# bucks... gah.



## violet1991 (Oct 3, 2008)

I have had the problem with the argentes when I had them that the buck I had just didn't want to "work"... he obviously did as he got one of the does pregnant, but the other two I had never did, despite being in with him untill they had gone past breedable (as knowing sod's law, that's when he'd catch them!).

I'm having the same trouble again, with the original argente buck son. And I'm really anxious for him to work as he is the only buck I currently own suitable for the brindle does I have! Again, he obviously works, as he has already got one of the 3 brindles I have pregnant (she's had her litter already as you may know), and he's also a father to another litter.

Both of the bucks are extreamly docile, and are maybe too nice to the does.

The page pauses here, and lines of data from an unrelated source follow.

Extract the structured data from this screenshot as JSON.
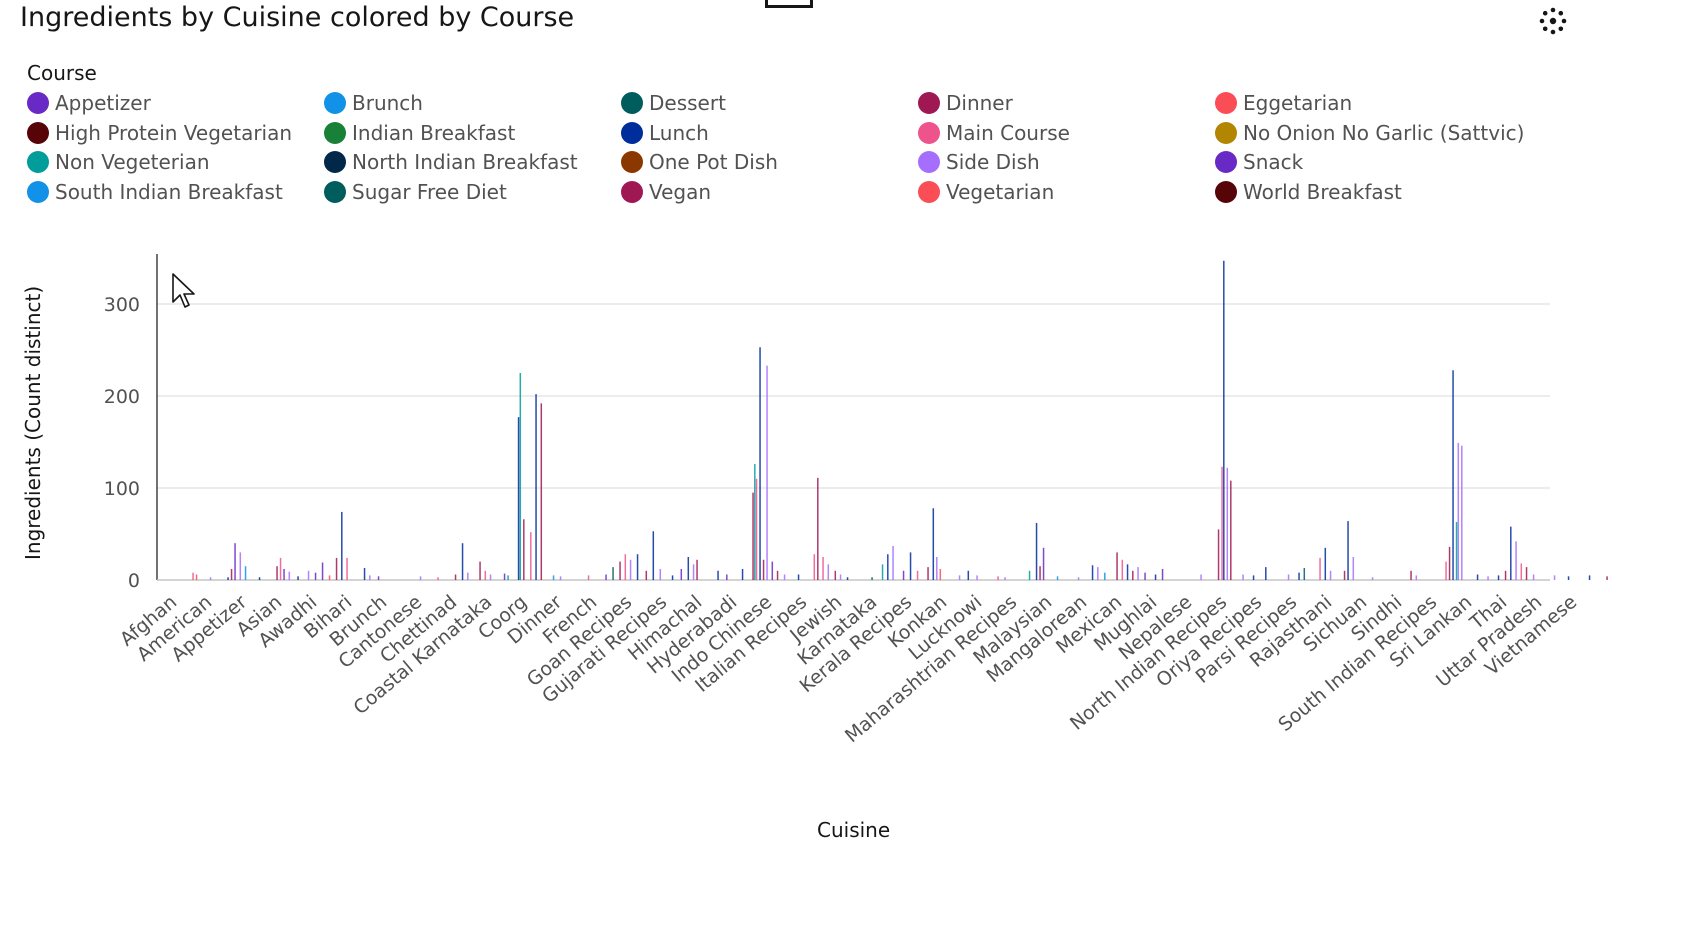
{
  "title": "Ingredients by Cuisine colored by Course",
  "icons": {
    "settings": "settings-icon",
    "cursor": "cursor-arrow-icon"
  },
  "legend": {
    "title": "Course",
    "items": [
      {
        "label": "Appetizer",
        "color": "#6929c4"
      },
      {
        "label": "Brunch",
        "color": "#1192e8"
      },
      {
        "label": "Dessert",
        "color": "#005d5d"
      },
      {
        "label": "Dinner",
        "color": "#9f1853"
      },
      {
        "label": "Eggetarian",
        "color": "#fa4d56"
      },
      {
        "label": "High Protein Vegetarian",
        "color": "#570408"
      },
      {
        "label": "Indian Breakfast",
        "color": "#198038"
      },
      {
        "label": "Lunch",
        "color": "#002d9c"
      },
      {
        "label": "Main Course",
        "color": "#ee538b"
      },
      {
        "label": "No Onion No Garlic (Sattvic)",
        "color": "#b28600"
      },
      {
        "label": "Non Vegeterian",
        "color": "#009d9a"
      },
      {
        "label": "North Indian Breakfast",
        "color": "#012749"
      },
      {
        "label": "One Pot Dish",
        "color": "#8a3800"
      },
      {
        "label": "Side Dish",
        "color": "#a56eff"
      },
      {
        "label": "Snack",
        "color": "#6929c4"
      },
      {
        "label": "South Indian Breakfast",
        "color": "#1192e8"
      },
      {
        "label": "Sugar Free Diet",
        "color": "#005d5d"
      },
      {
        "label": "Vegan",
        "color": "#9f1853"
      },
      {
        "label": "Vegetarian",
        "color": "#fa4d56"
      },
      {
        "label": "World Breakfast",
        "color": "#570408"
      }
    ]
  },
  "chart_data": {
    "type": "bar",
    "title": "Ingredients by Cuisine colored by Course",
    "xlabel": "Cuisine",
    "ylabel": "Ingredients (Count distinct)",
    "ylim": [
      0,
      350
    ],
    "yticks": [
      0,
      100,
      200,
      300
    ],
    "grid": true,
    "legend_position": "top",
    "categories": [
      "Afghan",
      "American",
      "Appetizer",
      "Asian",
      "Awadhi",
      "Bihari",
      "Brunch",
      "Cantonese",
      "Chettinad",
      "Coastal Karnataka",
      "Coorg",
      "Dinner",
      "French",
      "Goan Recipes",
      "Gujarati Recipes",
      "Himachal",
      "Hyderabadi",
      "Indo Chinese",
      "Italian Recipes",
      "Jewish",
      "Karnataka",
      "Kerala Recipes",
      "Konkan",
      "Lucknowi",
      "Maharashtrian Recipes",
      "Malaysian",
      "Mangalorean",
      "Mexican",
      "Mughlai",
      "Nepalese",
      "North Indian Recipes",
      "Oriya Recipes",
      "Parsi Recipes",
      "Rajasthani",
      "Sichuan",
      "Sindhi",
      "South Indian Recipes",
      "Sri Lankan",
      "Thai",
      "Uttar Pradesh",
      "Vietnamese"
    ],
    "bars": [
      {
        "pos": 0.6,
        "series": "Main Course",
        "value": 8
      },
      {
        "pos": 0.7,
        "series": "Vegetarian",
        "value": 6
      },
      {
        "pos": 1.1,
        "series": "Side Dish",
        "value": 3
      },
      {
        "pos": 1.6,
        "series": "Lunch",
        "value": 3
      },
      {
        "pos": 1.7,
        "series": "Dinner",
        "value": 12
      },
      {
        "pos": 1.8,
        "series": "Appetizer",
        "value": 40
      },
      {
        "pos": 1.95,
        "series": "Side Dish",
        "value": 30
      },
      {
        "pos": 2.1,
        "series": "Brunch",
        "value": 15
      },
      {
        "pos": 2.5,
        "series": "Lunch",
        "value": 3
      },
      {
        "pos": 3.0,
        "series": "Dinner",
        "value": 15
      },
      {
        "pos": 3.1,
        "series": "Main Course",
        "value": 24
      },
      {
        "pos": 3.2,
        "series": "Snack",
        "value": 12
      },
      {
        "pos": 3.35,
        "series": "Side Dish",
        "value": 9
      },
      {
        "pos": 3.6,
        "series": "Lunch",
        "value": 4
      },
      {
        "pos": 3.9,
        "series": "Side Dish",
        "value": 10
      },
      {
        "pos": 4.1,
        "series": "Snack",
        "value": 8
      },
      {
        "pos": 4.3,
        "series": "Appetizer",
        "value": 19
      },
      {
        "pos": 4.5,
        "series": "Vegetarian",
        "value": 5
      },
      {
        "pos": 4.7,
        "series": "Dinner",
        "value": 24
      },
      {
        "pos": 4.85,
        "series": "Lunch",
        "value": 74
      },
      {
        "pos": 5.0,
        "series": "Main Course",
        "value": 24
      },
      {
        "pos": 5.5,
        "series": "Lunch",
        "value": 13
      },
      {
        "pos": 5.65,
        "series": "Side Dish",
        "value": 5
      },
      {
        "pos": 5.9,
        "series": "Snack",
        "value": 4
      },
      {
        "pos": 7.1,
        "series": "Side Dish",
        "value": 4
      },
      {
        "pos": 7.6,
        "series": "Main Course",
        "value": 3
      },
      {
        "pos": 8.1,
        "series": "Dinner",
        "value": 6
      },
      {
        "pos": 8.3,
        "series": "Lunch",
        "value": 40
      },
      {
        "pos": 8.45,
        "series": "Side Dish",
        "value": 8
      },
      {
        "pos": 8.8,
        "series": "Dinner",
        "value": 20
      },
      {
        "pos": 8.95,
        "series": "Main Course",
        "value": 10
      },
      {
        "pos": 9.1,
        "series": "Side Dish",
        "value": 6
      },
      {
        "pos": 9.5,
        "series": "Snack",
        "value": 7
      },
      {
        "pos": 9.6,
        "series": "Non Vegeterian",
        "value": 5
      },
      {
        "pos": 9.9,
        "series": "Lunch",
        "value": 177
      },
      {
        "pos": 9.95,
        "series": "Non Vegeterian",
        "value": 225
      },
      {
        "pos": 10.05,
        "series": "Dinner",
        "value": 66
      },
      {
        "pos": 10.25,
        "series": "Main Course",
        "value": 52
      },
      {
        "pos": 10.4,
        "series": "Lunch",
        "value": 202
      },
      {
        "pos": 10.55,
        "series": "Dinner",
        "value": 192
      },
      {
        "pos": 10.9,
        "series": "Brunch",
        "value": 5
      },
      {
        "pos": 11.1,
        "series": "Side Dish",
        "value": 4
      },
      {
        "pos": 11.9,
        "series": "Main Course",
        "value": 5
      },
      {
        "pos": 12.4,
        "series": "Snack",
        "value": 6
      },
      {
        "pos": 12.6,
        "series": "Dessert",
        "value": 14
      },
      {
        "pos": 12.8,
        "series": "Dinner",
        "value": 20
      },
      {
        "pos": 12.95,
        "series": "Main Course",
        "value": 28
      },
      {
        "pos": 13.1,
        "series": "Side Dish",
        "value": 22
      },
      {
        "pos": 13.3,
        "series": "Lunch",
        "value": 28
      },
      {
        "pos": 13.55,
        "series": "Dinner",
        "value": 10
      },
      {
        "pos": 13.75,
        "series": "Lunch",
        "value": 53
      },
      {
        "pos": 13.95,
        "series": "Side Dish",
        "value": 12
      },
      {
        "pos": 14.3,
        "series": "Lunch",
        "value": 5
      },
      {
        "pos": 14.55,
        "series": "Snack",
        "value": 12
      },
      {
        "pos": 14.75,
        "series": "Lunch",
        "value": 25
      },
      {
        "pos": 14.9,
        "series": "Side Dish",
        "value": 17
      },
      {
        "pos": 15.0,
        "series": "Dinner",
        "value": 22
      },
      {
        "pos": 15.6,
        "series": "Lunch",
        "value": 10
      },
      {
        "pos": 15.85,
        "series": "Snack",
        "value": 6
      },
      {
        "pos": 16.3,
        "series": "Lunch",
        "value": 12
      },
      {
        "pos": 16.6,
        "series": "Dinner",
        "value": 95
      },
      {
        "pos": 16.65,
        "series": "Non Vegeterian",
        "value": 126
      },
      {
        "pos": 16.7,
        "series": "Main Course",
        "value": 110
      },
      {
        "pos": 16.8,
        "series": "Lunch",
        "value": 253
      },
      {
        "pos": 16.9,
        "series": "Dinner",
        "value": 22
      },
      {
        "pos": 17.0,
        "series": "Side Dish",
        "value": 233
      },
      {
        "pos": 17.15,
        "series": "Snack",
        "value": 20
      },
      {
        "pos": 17.3,
        "series": "Dinner",
        "value": 10
      },
      {
        "pos": 17.5,
        "series": "Side Dish",
        "value": 6
      },
      {
        "pos": 17.9,
        "series": "Lunch",
        "value": 6
      },
      {
        "pos": 18.35,
        "series": "Main Course",
        "value": 28
      },
      {
        "pos": 18.45,
        "series": "Dinner",
        "value": 111
      },
      {
        "pos": 18.6,
        "series": "Main Course",
        "value": 25
      },
      {
        "pos": 18.75,
        "series": "Side Dish",
        "value": 17
      },
      {
        "pos": 18.95,
        "series": "Dinner",
        "value": 10
      },
      {
        "pos": 19.1,
        "series": "Side Dish",
        "value": 6
      },
      {
        "pos": 19.3,
        "series": "Lunch",
        "value": 3
      },
      {
        "pos": 20.0,
        "series": "Dessert",
        "value": 3
      },
      {
        "pos": 20.3,
        "series": "Non Vegeterian",
        "value": 17
      },
      {
        "pos": 20.45,
        "series": "Lunch",
        "value": 28
      },
      {
        "pos": 20.6,
        "series": "Side Dish",
        "value": 37
      },
      {
        "pos": 20.9,
        "series": "Snack",
        "value": 10
      },
      {
        "pos": 21.1,
        "series": "Lunch",
        "value": 30
      },
      {
        "pos": 21.3,
        "series": "Main Course",
        "value": 10
      },
      {
        "pos": 21.6,
        "series": "Dinner",
        "value": 14
      },
      {
        "pos": 21.75,
        "series": "Lunch",
        "value": 78
      },
      {
        "pos": 21.85,
        "series": "Side Dish",
        "value": 25
      },
      {
        "pos": 21.95,
        "series": "Vegetarian",
        "value": 12
      },
      {
        "pos": 22.5,
        "series": "Side Dish",
        "value": 5
      },
      {
        "pos": 22.75,
        "series": "Lunch",
        "value": 10
      },
      {
        "pos": 23.0,
        "series": "Side Dish",
        "value": 5
      },
      {
        "pos": 23.6,
        "series": "Main Course",
        "value": 4
      },
      {
        "pos": 23.8,
        "series": "Side Dish",
        "value": 3
      },
      {
        "pos": 24.5,
        "series": "Non Vegeterian",
        "value": 10
      },
      {
        "pos": 24.7,
        "series": "Lunch",
        "value": 62
      },
      {
        "pos": 24.8,
        "series": "Dinner",
        "value": 15
      },
      {
        "pos": 24.9,
        "series": "Appetizer",
        "value": 35
      },
      {
        "pos": 25.3,
        "series": "Brunch",
        "value": 4
      },
      {
        "pos": 25.9,
        "series": "Side Dish",
        "value": 3
      },
      {
        "pos": 26.3,
        "series": "Lunch",
        "value": 16
      },
      {
        "pos": 26.45,
        "series": "Side Dish",
        "value": 14
      },
      {
        "pos": 26.65,
        "series": "Brunch",
        "value": 8
      },
      {
        "pos": 27.0,
        "series": "Dinner",
        "value": 30
      },
      {
        "pos": 27.15,
        "series": "Main Course",
        "value": 22
      },
      {
        "pos": 27.3,
        "series": "Lunch",
        "value": 17
      },
      {
        "pos": 27.45,
        "series": "Dinner",
        "value": 10
      },
      {
        "pos": 27.6,
        "series": "Side Dish",
        "value": 14
      },
      {
        "pos": 27.8,
        "series": "Snack",
        "value": 8
      },
      {
        "pos": 28.1,
        "series": "Lunch",
        "value": 6
      },
      {
        "pos": 28.3,
        "series": "Appetizer",
        "value": 12
      },
      {
        "pos": 29.4,
        "series": "Side Dish",
        "value": 6
      },
      {
        "pos": 29.9,
        "series": "Dinner",
        "value": 55
      },
      {
        "pos": 30.0,
        "series": "Main Course",
        "value": 123
      },
      {
        "pos": 30.05,
        "series": "Lunch",
        "value": 347
      },
      {
        "pos": 30.15,
        "series": "Side Dish",
        "value": 122
      },
      {
        "pos": 30.25,
        "series": "Dinner",
        "value": 108
      },
      {
        "pos": 30.6,
        "series": "Side Dish",
        "value": 6
      },
      {
        "pos": 30.9,
        "series": "Lunch",
        "value": 5
      },
      {
        "pos": 31.25,
        "series": "Lunch",
        "value": 14
      },
      {
        "pos": 31.9,
        "series": "Side Dish",
        "value": 6
      },
      {
        "pos": 32.2,
        "series": "Lunch",
        "value": 8
      },
      {
        "pos": 32.35,
        "series": "Dessert",
        "value": 13
      },
      {
        "pos": 32.8,
        "series": "Main Course",
        "value": 24
      },
      {
        "pos": 32.95,
        "series": "Lunch",
        "value": 35
      },
      {
        "pos": 33.1,
        "series": "Side Dish",
        "value": 10
      },
      {
        "pos": 33.5,
        "series": "Dinner",
        "value": 10
      },
      {
        "pos": 33.6,
        "series": "Lunch",
        "value": 64
      },
      {
        "pos": 33.75,
        "series": "Side Dish",
        "value": 25
      },
      {
        "pos": 34.3,
        "series": "Side Dish",
        "value": 3
      },
      {
        "pos": 35.4,
        "series": "Dinner",
        "value": 10
      },
      {
        "pos": 35.55,
        "series": "Side Dish",
        "value": 5
      },
      {
        "pos": 36.4,
        "series": "Main Course",
        "value": 20
      },
      {
        "pos": 36.5,
        "series": "Dinner",
        "value": 36
      },
      {
        "pos": 36.6,
        "series": "Lunch",
        "value": 228
      },
      {
        "pos": 36.7,
        "series": "Non Vegeterian",
        "value": 63
      },
      {
        "pos": 36.75,
        "series": "Side Dish",
        "value": 149
      },
      {
        "pos": 36.85,
        "series": "Side Dish",
        "value": 146
      },
      {
        "pos": 37.3,
        "series": "Lunch",
        "value": 6
      },
      {
        "pos": 37.6,
        "series": "Side Dish",
        "value": 4
      },
      {
        "pos": 37.9,
        "series": "Lunch",
        "value": 5
      },
      {
        "pos": 38.1,
        "series": "Dinner",
        "value": 10
      },
      {
        "pos": 38.25,
        "series": "Lunch",
        "value": 58
      },
      {
        "pos": 38.4,
        "series": "Side Dish",
        "value": 42
      },
      {
        "pos": 38.55,
        "series": "Main Course",
        "value": 18
      },
      {
        "pos": 38.7,
        "series": "Dinner",
        "value": 14
      },
      {
        "pos": 38.9,
        "series": "Side Dish",
        "value": 6
      },
      {
        "pos": 39.5,
        "series": "Side Dish",
        "value": 5
      },
      {
        "pos": 39.9,
        "series": "Lunch",
        "value": 4
      },
      {
        "pos": 40.5,
        "series": "Lunch",
        "value": 5
      },
      {
        "pos": 41.0,
        "series": "Dinner",
        "value": 4
      }
    ]
  }
}
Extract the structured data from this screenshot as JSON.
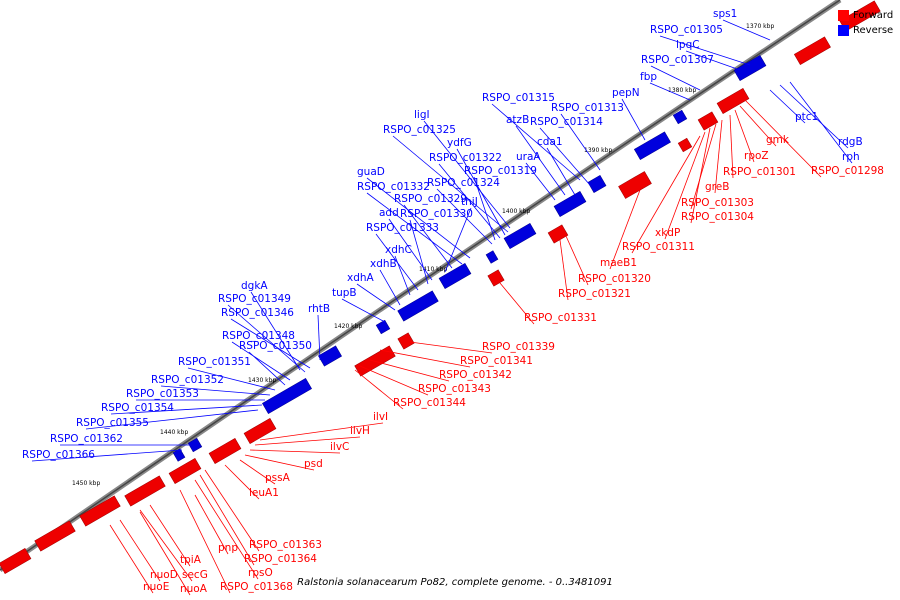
{
  "legend": {
    "forward_label": "Forward",
    "reverse_label": "Reverse",
    "forward_color": "#ff0000",
    "reverse_color": "#0000ff"
  },
  "caption": "Ralstonia solanacearum Po82, complete genome. - 0..3481091",
  "scale_ticks": [
    "1370 kbp",
    "1380 kbp",
    "1390 kbp",
    "1400 kbp",
    "1410 kbp",
    "1420 kbp",
    "1430 kbp",
    "1440 kbp",
    "1450 kbp"
  ],
  "reverse_genes": [
    "sps1",
    "RSPO_c01305",
    "lpqC",
    "RSPO_c01307",
    "fbp",
    "pepN",
    "RSPO_c01313",
    "RSPO_c01315",
    "RSPO_c01314",
    "atzB",
    "cda1",
    "uraA",
    "ligI",
    "RSPO_c01325",
    "ydfG",
    "RSPO_c01322",
    "RSPO_c01319",
    "RSPO_c01324",
    "guaD",
    "RSPO_c01332",
    "RSPO_c01329",
    "thiJ",
    "add",
    "RSPO_c01330",
    "RSPO_c01333",
    "xdhC",
    "xdhB",
    "xdhA",
    "tupB",
    "dgkA",
    "RSPO_c01349",
    "RSPO_c01346",
    "rhtB",
    "RSPO_c01348",
    "RSPO_c01350",
    "RSPO_c01351",
    "RSPO_c01352",
    "RSPO_c01353",
    "RSPO_c01354",
    "RSPO_c01355",
    "RSPO_c01362",
    "RSPO_c01366",
    "ptc1",
    "rdgB",
    "rph"
  ],
  "forward_genes": [
    "RSPO_c01298",
    "gmk",
    "rpoZ",
    "RSPO_c01301",
    "greB",
    "RSPO_c01303",
    "RSPO_c01304",
    "xkdP",
    "RSPO_c01311",
    "maeB1",
    "RSPO_c01320",
    "RSPO_c01321",
    "RSPO_c01331",
    "RSPO_c01339",
    "RSPO_c01341",
    "RSPO_c01342",
    "RSPO_c01343",
    "RSPO_c01344",
    "ilvI",
    "ilvH",
    "ilvC",
    "psd",
    "pssA",
    "leuA1",
    "RSPO_c01363",
    "RSPO_c01364",
    "rpsO",
    "RSPO_c01368",
    "pnp",
    "secG",
    "tpiA",
    "nuoA",
    "nuoD",
    "nuoE"
  ]
}
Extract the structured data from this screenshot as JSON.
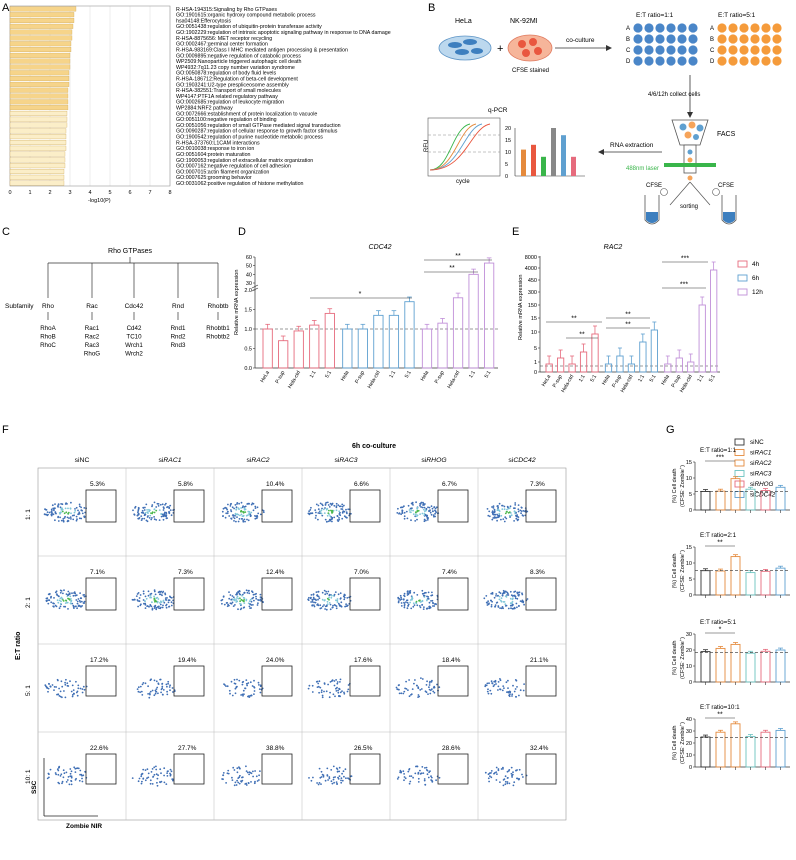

Is there anything I can do? I have considered seeing if I can induce the mating desire by putting them into another bucks cage (i will hasten to add the other buck would be removed!!), the idea being he'll sence he has competition and get a wiggle on. The other, which I have tried, is separating them for a day or so, then reuniting them, this works with cavies a lot of the time, I think it's to do with that they have gotten used to the female being around, so don't bother, but when reuinted, he suddenly notices her again.

I'm rather eeger for something to work!!!

Vi x


----------



## SarahC (Oct 3, 2008)

the smell of another buck can work.Myself and Cait have also had this lethargic response to breeding from Argentes.I know its your only option at the moment but with brindles being difficult to produce in numbers putting them to big docile types is the road to ruin.A year ago I was awash with chunky cham and silver brindles.For the same reasons you are encountering they are almost extinct.Luckily I crossed into other colours and these have been the safety net.


----------



## violet1991 (Oct 3, 2008)

I would put them to anything else, but I just dont HAVE anything else. the London show can't come quick enough for me, I just need something reasonable to put them to.

Vi x


----------



## moustress (Sep 25, 2009)

I read on one of the mousie sites that bucks prefer to mount females that they ae somewhat related to, or to does that smell like they are related to them. I've noticed that occasionally I'll have a pairing together for a couple of months with nuttin' hap'nen, and then when I switch them to new mates, they get it going' on right away. then there's the problem of Big Fat Mousies( I have a posting area on Petrodents entitled BFM's); just too much mousie so that they can't make the connection. I love the lighter colors and the yellow line especialy has left me with a passle of pretty blobs.

The up side of that is that they can't get away when you want to handle them. :roll: Off topic. My bad.


----------



## Jack Garcia (Oct 9, 2009)

I once had a cinnamon buck refuse to mate any female I put him with. The four females I tried him with were successfully impregnated by other bucks, though, so I know it wasn't them. I think that some mice or some lines of mice just don't "get it" or don't "get it" well enough. I have my own little theory that as we bred for calmer and more docile mice, at the same time we bred for less and less testosterone in mice and that may have something to do with it. Who knows?


----------